Google défie la crise: bénéfice +30% sur le 1er trimestre

New York (AWP/AFX) - Le groupe internet Google, leader mondial de la publicité en ligne, a réussi malgré le ralentissement économique américain à accroître son bénéfice de plus de 30% au 1er trimestre, avec de nouveaux records qui viennent démentir ceux qui prédisaient son déclin.

Son bénéfice net a bondi à 1,3 milliard de dollars, sur un chiffre d'affaires de 5,19 milliards, en hausse de 42%. Son bénéfice a augmenté presque deux fois plus vite qu'au 4e trimestre 2007.

Le bénéfice par action hors exceptionnels a atteint 4,84 dollars, très supérieur aux 4,52 dollars attendus par les analystes.

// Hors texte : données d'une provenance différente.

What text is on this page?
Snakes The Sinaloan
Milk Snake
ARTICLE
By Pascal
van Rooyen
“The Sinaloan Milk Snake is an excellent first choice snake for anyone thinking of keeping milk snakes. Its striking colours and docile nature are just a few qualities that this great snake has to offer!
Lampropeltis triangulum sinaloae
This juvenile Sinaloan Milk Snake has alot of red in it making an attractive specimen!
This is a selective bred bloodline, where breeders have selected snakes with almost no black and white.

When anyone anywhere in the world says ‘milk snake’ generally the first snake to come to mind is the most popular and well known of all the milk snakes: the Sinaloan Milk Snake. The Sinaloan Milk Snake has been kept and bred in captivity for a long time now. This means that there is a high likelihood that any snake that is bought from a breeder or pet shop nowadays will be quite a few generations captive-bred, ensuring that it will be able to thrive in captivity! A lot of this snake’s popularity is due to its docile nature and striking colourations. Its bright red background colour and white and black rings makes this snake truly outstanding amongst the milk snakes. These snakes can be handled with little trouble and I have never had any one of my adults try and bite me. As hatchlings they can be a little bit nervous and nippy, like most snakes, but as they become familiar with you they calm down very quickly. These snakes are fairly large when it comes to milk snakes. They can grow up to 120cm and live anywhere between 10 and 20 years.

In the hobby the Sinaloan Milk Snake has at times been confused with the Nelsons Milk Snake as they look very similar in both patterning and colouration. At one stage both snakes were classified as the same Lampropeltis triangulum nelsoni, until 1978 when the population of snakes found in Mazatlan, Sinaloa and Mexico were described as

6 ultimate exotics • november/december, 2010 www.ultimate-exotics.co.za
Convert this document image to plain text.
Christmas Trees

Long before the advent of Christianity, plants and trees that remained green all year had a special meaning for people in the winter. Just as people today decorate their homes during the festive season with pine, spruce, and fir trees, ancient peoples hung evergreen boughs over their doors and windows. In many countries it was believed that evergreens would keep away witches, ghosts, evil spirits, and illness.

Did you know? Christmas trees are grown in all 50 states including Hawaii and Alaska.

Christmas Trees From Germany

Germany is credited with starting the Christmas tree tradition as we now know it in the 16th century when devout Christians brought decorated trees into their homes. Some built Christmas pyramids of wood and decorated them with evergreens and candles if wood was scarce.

Hors TAC (commissions reversées aux sites partenaires), le chiffre d'affaires ressort à 3,7 milliards, en hausse de 46%, là encore mieux que les 3,6 milliards attendus par les marchés. Les TAC, à 1,49 milliards de dollars, ont représenté 29% du total de ses recettes contre 30% un an plus tôt.

Ces résultats ont fait bondir l'action Google lors des échanges électroniques suivant la séance officielle: Vers 20H30 GMT (22h30 HEC), le titre gagnait 15%, à 519 dollars.

Il était pourtant tombé en-dessous des 500 dollars fin février et descendu près de 400 dollars début mars, alors qu'il se négociait plus de 700 dollars en novembre 2007.

Les marchés craignaient que la crise ne rattrape le secteur de la publicité sur internet et son leader Google.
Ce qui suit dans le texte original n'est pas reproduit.